Pregnant women in at-risk group for COVID-19

Doctors say the virus could also cause birth complications
Posted at 5:52 PM, Aug 30, 2021
and last updated 2021-08-30 19:50:10-04

CORPUS CHRISTI, Texas — Last week, city health officials announced two fetal deaths related to COVID-19. According to Dr. Jaime Fergie, the Director of Infectious Diseases at Driscoll Children’s Hospital, pregnant women at a higher risk to COVID-19.

“Pregnancy itself is a risk factor for a more complicated illness with COVID," Fergie said. "That translates into more hospitalizations and more ICU admissions during pregnancy for women who have COVID than similar women without COVID."

Not only are pregnant women at a higher risk of being hospitalized due to COVID-19, but the virus can also cause birth complications.

“Some women deliver prematurely and could have pregnancy-related complications, and some women have lost their babies,” said Dr. Christine Metz, a professor at the Institute of Molecular Medical at the Feinstein Institutes for Medical Research in New York.

Metz, who is also a professor of Obstetrics and Gynecology at the Zucker School of Medicine at Hofstra University, said the body’s natural changes during pregnancy make it hard to fight certain illnesses like the flu and COVID-19.

“While women are pregnant, their blood volume increases by about 25-30%, and that can put extra pressure on the lungs, the heart, and other organs in the body,” she said.

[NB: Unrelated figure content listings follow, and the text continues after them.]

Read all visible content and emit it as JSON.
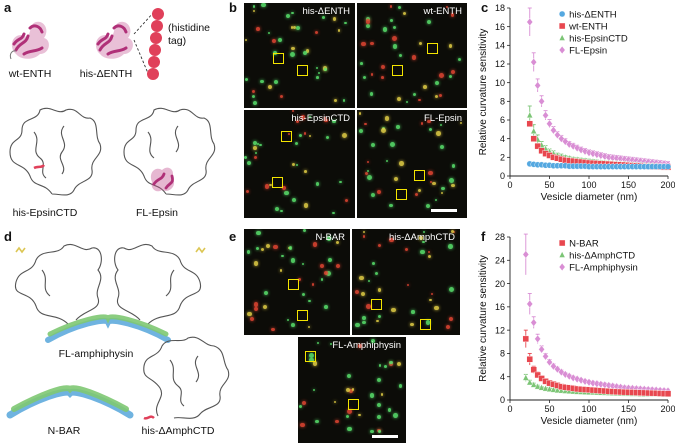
{
  "panels": {
    "a": {
      "label": "a",
      "captions": [
        "wt-ENTH",
        "his-ΔENTH",
        "(histidine\ntag)",
        "his-EpsinCTD",
        "FL-Epsin"
      ]
    },
    "b": {
      "label": "b",
      "images": [
        "his-ΔENTH",
        "wt-ENTH",
        "his-EpsinCTD",
        "FL-Epsin"
      ]
    },
    "d": {
      "label": "d",
      "captions": [
        "FL-amphiphysin",
        "N-BAR",
        "his-ΔAmphCTD"
      ]
    },
    "e": {
      "label": "e",
      "images": [
        "N-BAR",
        "his-ΔAmphCTD",
        "FL-Amphiphysin"
      ]
    }
  },
  "chart_data": [
    {
      "panel": "c",
      "type": "scatter",
      "xlabel": "Vesicle diameter (nm)",
      "ylabel": "Relative curvature sensitivity",
      "xlim": [
        0,
        200
      ],
      "ylim": [
        0,
        18
      ],
      "xticks": [
        0,
        50,
        100,
        150,
        200
      ],
      "yticks": [
        0,
        2,
        4,
        6,
        8,
        10,
        12,
        14,
        16,
        18
      ],
      "legend": "top-right",
      "series": [
        {
          "name": "his-ΔENTH",
          "marker": "circle",
          "color": "#55a8e0",
          "x": [
            25,
            30,
            35,
            40,
            45,
            50,
            55,
            60,
            65,
            70,
            75,
            80,
            85,
            90,
            95,
            100,
            105,
            110,
            115,
            120,
            125,
            130,
            135,
            140,
            145,
            150,
            155,
            160,
            165,
            170,
            175,
            180,
            185,
            190,
            195,
            200
          ],
          "y": [
            1.3,
            1.25,
            1.2,
            1.2,
            1.15,
            1.15,
            1.1,
            1.1,
            1.1,
            1.1,
            1.05,
            1.05,
            1.05,
            1.05,
            1.05,
            1.0,
            1.0,
            1.0,
            1.0,
            1.0,
            1.0,
            1.0,
            1.0,
            1.0,
            1.0,
            1.0,
            1.0,
            1.0,
            1.0,
            1.0,
            1.0,
            1.0,
            1.0,
            1.0,
            1.0,
            1.0
          ]
        },
        {
          "name": "wt-ENTH",
          "marker": "square",
          "color": "#e8474f",
          "x": [
            25,
            30,
            35,
            40,
            45,
            50,
            55,
            60,
            65,
            70,
            75,
            80,
            85,
            90,
            95,
            100,
            105,
            110,
            115,
            120,
            125,
            130,
            135,
            140,
            145,
            150,
            155,
            160,
            165,
            170,
            175,
            180,
            185,
            190,
            195,
            200
          ],
          "y": [
            5.6,
            4.0,
            3.2,
            2.7,
            2.4,
            2.2,
            2.0,
            1.9,
            1.8,
            1.7,
            1.65,
            1.6,
            1.55,
            1.5,
            1.45,
            1.4,
            1.38,
            1.35,
            1.32,
            1.3,
            1.28,
            1.25,
            1.22,
            1.2,
            1.18,
            1.15,
            1.12,
            1.1,
            1.08,
            1.05,
            1.02,
            1.0,
            1.0,
            0.98,
            0.95,
            0.95
          ]
        },
        {
          "name": "his-EpsinCTD",
          "marker": "triangle",
          "color": "#7cc576",
          "x": [
            25,
            30,
            35,
            40,
            45,
            50,
            55,
            60,
            65,
            70,
            75,
            80,
            85,
            90,
            95,
            100,
            105,
            110,
            115,
            120,
            125,
            130,
            135,
            140,
            145,
            150,
            155,
            160,
            165,
            170,
            175,
            180,
            185,
            190,
            195,
            200
          ],
          "y": [
            6.5,
            4.8,
            3.9,
            3.3,
            2.9,
            2.6,
            2.4,
            2.2,
            2.1,
            2.0,
            1.9,
            1.8,
            1.75,
            1.7,
            1.65,
            1.6,
            1.55,
            1.5,
            1.45,
            1.42,
            1.38,
            1.35,
            1.32,
            1.3,
            1.28,
            1.25,
            1.22,
            1.2,
            1.18,
            1.15,
            1.12,
            1.1,
            1.08,
            1.05,
            1.02,
            1.0
          ],
          "err": [
            1.0,
            0.7,
            0.5,
            0.4,
            0.35,
            0.3,
            0.3,
            0.25,
            0.25,
            0.2,
            0.2,
            0.2,
            0.2,
            0.2,
            0.2,
            0.2,
            0.2,
            0.2,
            0.2,
            0.2,
            0.2,
            0.2,
            0.2,
            0.2,
            0.2,
            0.2,
            0.2,
            0.2,
            0.2,
            0.2,
            0.2,
            0.2,
            0.2,
            0.2,
            0.2,
            0.2
          ]
        },
        {
          "name": "FL-Epsin",
          "marker": "diamond",
          "color": "#d98ed4",
          "x": [
            25,
            30,
            35,
            40,
            45,
            50,
            55,
            60,
            65,
            70,
            75,
            80,
            85,
            90,
            95,
            100,
            105,
            110,
            115,
            120,
            125,
            130,
            135,
            140,
            145,
            150,
            155,
            160,
            165,
            170,
            175,
            180,
            185,
            190,
            195,
            200
          ],
          "y": [
            16.5,
            12.2,
            9.7,
            8.0,
            6.5,
            5.6,
            4.9,
            4.4,
            4.0,
            3.7,
            3.4,
            3.2,
            3.0,
            2.8,
            2.65,
            2.5,
            2.4,
            2.3,
            2.2,
            2.1,
            2.0,
            1.95,
            1.9,
            1.85,
            1.8,
            1.75,
            1.7,
            1.65,
            1.6,
            1.55,
            1.5,
            1.45,
            1.4,
            1.35,
            1.3,
            1.25
          ],
          "err": [
            1.5,
            1.0,
            0.7,
            0.6,
            0.5,
            0.45,
            0.4,
            0.35,
            0.35,
            0.3,
            0.3,
            0.3,
            0.3,
            0.3,
            0.3,
            0.3,
            0.3,
            0.3,
            0.3,
            0.3,
            0.3,
            0.3,
            0.3,
            0.3,
            0.3,
            0.3,
            0.3,
            0.3,
            0.3,
            0.3,
            0.3,
            0.3,
            0.3,
            0.3,
            0.3,
            0.3
          ]
        }
      ]
    },
    {
      "panel": "f",
      "type": "scatter",
      "xlabel": "Vesicle diameter (nm)",
      "ylabel": "Relative curvature sensitivity",
      "xlim": [
        0,
        200
      ],
      "ylim": [
        0,
        28
      ],
      "xticks": [
        0,
        50,
        100,
        150,
        200
      ],
      "yticks": [
        0,
        4,
        8,
        12,
        16,
        20,
        24,
        28
      ],
      "legend": "top-right",
      "series": [
        {
          "name": "N-BAR",
          "marker": "square",
          "color": "#e8474f",
          "x": [
            20,
            25,
            30,
            35,
            40,
            45,
            50,
            55,
            60,
            65,
            70,
            75,
            80,
            85,
            90,
            95,
            100,
            105,
            110,
            115,
            120,
            125,
            130,
            135,
            140,
            145,
            150,
            155,
            160,
            165,
            170,
            175,
            180,
            185,
            190,
            195,
            200
          ],
          "y": [
            10.5,
            7.0,
            5.2,
            4.3,
            3.7,
            3.2,
            2.9,
            2.7,
            2.5,
            2.3,
            2.2,
            2.1,
            2.0,
            1.9,
            1.85,
            1.8,
            1.75,
            1.7,
            1.65,
            1.6,
            1.55,
            1.5,
            1.45,
            1.4,
            1.38,
            1.35,
            1.32,
            1.3,
            1.28,
            1.25,
            1.22,
            1.2,
            1.18,
            1.15,
            1.12,
            1.1,
            1.08
          ],
          "err": [
            1.5,
            1.0,
            0.6,
            0.5,
            0.4,
            0.35,
            0.3,
            0.3,
            0.25,
            0.25,
            0.2,
            0.2,
            0.2,
            0.2,
            0.2,
            0.2,
            0.2,
            0.2,
            0.2,
            0.2,
            0.2,
            0.2,
            0.2,
            0.2,
            0.2,
            0.2,
            0.2,
            0.2,
            0.2,
            0.2,
            0.2,
            0.2,
            0.2,
            0.2,
            0.2,
            0.2,
            0.2
          ]
        },
        {
          "name": "his-ΔAmphCTD",
          "marker": "triangle",
          "color": "#7cc576",
          "x": [
            20,
            25,
            30,
            35,
            40,
            45,
            50,
            55,
            60,
            65,
            70,
            75,
            80,
            85,
            90,
            95,
            100,
            105,
            110,
            115,
            120,
            125,
            130,
            135,
            140,
            145,
            150,
            155,
            160,
            165,
            170,
            175,
            180,
            185,
            190,
            195,
            200
          ],
          "y": [
            3.8,
            3.0,
            2.6,
            2.3,
            2.1,
            1.95,
            1.85,
            1.75,
            1.65,
            1.6,
            1.55,
            1.5,
            1.45,
            1.4,
            1.38,
            1.35,
            1.32,
            1.3,
            1.28,
            1.25,
            1.22,
            1.2,
            1.18,
            1.15,
            1.12,
            1.1,
            1.08,
            1.05,
            1.05,
            1.02,
            1.0,
            1.0,
            1.0,
            0.98,
            0.98,
            0.95,
            0.95
          ],
          "err": [
            0.6,
            0.4,
            0.3,
            0.25,
            0.2,
            0.2,
            0.2,
            0.2,
            0.2,
            0.2,
            0.15,
            0.15,
            0.15,
            0.15,
            0.15,
            0.15,
            0.15,
            0.15,
            0.15,
            0.15,
            0.15,
            0.15,
            0.15,
            0.15,
            0.15,
            0.15,
            0.15,
            0.15,
            0.15,
            0.15,
            0.15,
            0.15,
            0.15,
            0.15,
            0.15,
            0.15,
            0.15
          ]
        },
        {
          "name": "FL-Amphiphysin",
          "marker": "diamond",
          "color": "#d98ed4",
          "x": [
            20,
            25,
            30,
            35,
            40,
            45,
            50,
            55,
            60,
            65,
            70,
            75,
            80,
            85,
            90,
            95,
            100,
            105,
            110,
            115,
            120,
            125,
            130,
            135,
            140,
            145,
            150,
            155,
            160,
            165,
            170,
            175,
            180,
            185,
            190,
            195,
            200
          ],
          "y": [
            25.0,
            16.5,
            13.3,
            10.5,
            8.7,
            7.5,
            6.5,
            5.8,
            5.3,
            4.8,
            4.4,
            4.1,
            3.8,
            3.6,
            3.4,
            3.2,
            3.05,
            2.9,
            2.8,
            2.7,
            2.6,
            2.5,
            2.4,
            2.3,
            2.2,
            2.1,
            2.05,
            2.0,
            1.95,
            1.9,
            1.85,
            1.8,
            1.75,
            1.7,
            1.65,
            1.6,
            1.55
          ],
          "err": [
            3.5,
            1.8,
            1.0,
            0.8,
            0.6,
            0.5,
            0.45,
            0.4,
            0.35,
            0.35,
            0.3,
            0.3,
            0.3,
            0.3,
            0.3,
            0.3,
            0.3,
            0.3,
            0.3,
            0.3,
            0.3,
            0.3,
            0.3,
            0.3,
            0.3,
            0.3,
            0.3,
            0.3,
            0.3,
            0.3,
            0.3,
            0.3,
            0.3,
            0.3,
            0.3,
            0.3,
            0.3
          ]
        }
      ]
    }
  ]
}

Both doctors agree getting vaccinated is the best way for a pregnant woman to protect herself from COVID-19.

“The vaccines given to women who are pregnant are extremely safe, there have been no problems with the vaccines in terms of miscarriages, or any other problem during the pregnancy,” Fergie said.

And according to Metz, there is no evidence of vaccines having effects on a pregnancy.

“I think when the vaccine came out, there was some hesitancy about giving it to pregnant women, or women who were thinking about getting pregnant," she said. "There’s absolutely no data out there that supports any harmful effects or reduced fertility in any of those women."

Still, some women are hesitant. One local pregnant woman, who did not wish to share her name, said she had COVID-19 very early in her pregnancy. She said it was before she even knew she was pregnant and it affected her like a bad cold. After she recovered from the virus, she took a pregnancy test and learned she was pregnant with her third child.

She is already at high-risk with her pregnancy, and said her doctor recommended she get vaccinated. But she added that while she may get the vaccine after she gives birth, she does not want to further jeopardize her unborn child.

“These shots could increase the risk of you losing your baby, and we don’t know it because not enough time has passed since we administered it to the general public to even know what could happen to an unborn fetus getting them,” she said. “We’re weighing out the pros and cons, and the cons are we don’t know what it can do to hurt the baby, and that’s a big concept. It’s going to feel worse to take the shot and lose the baby because of it.”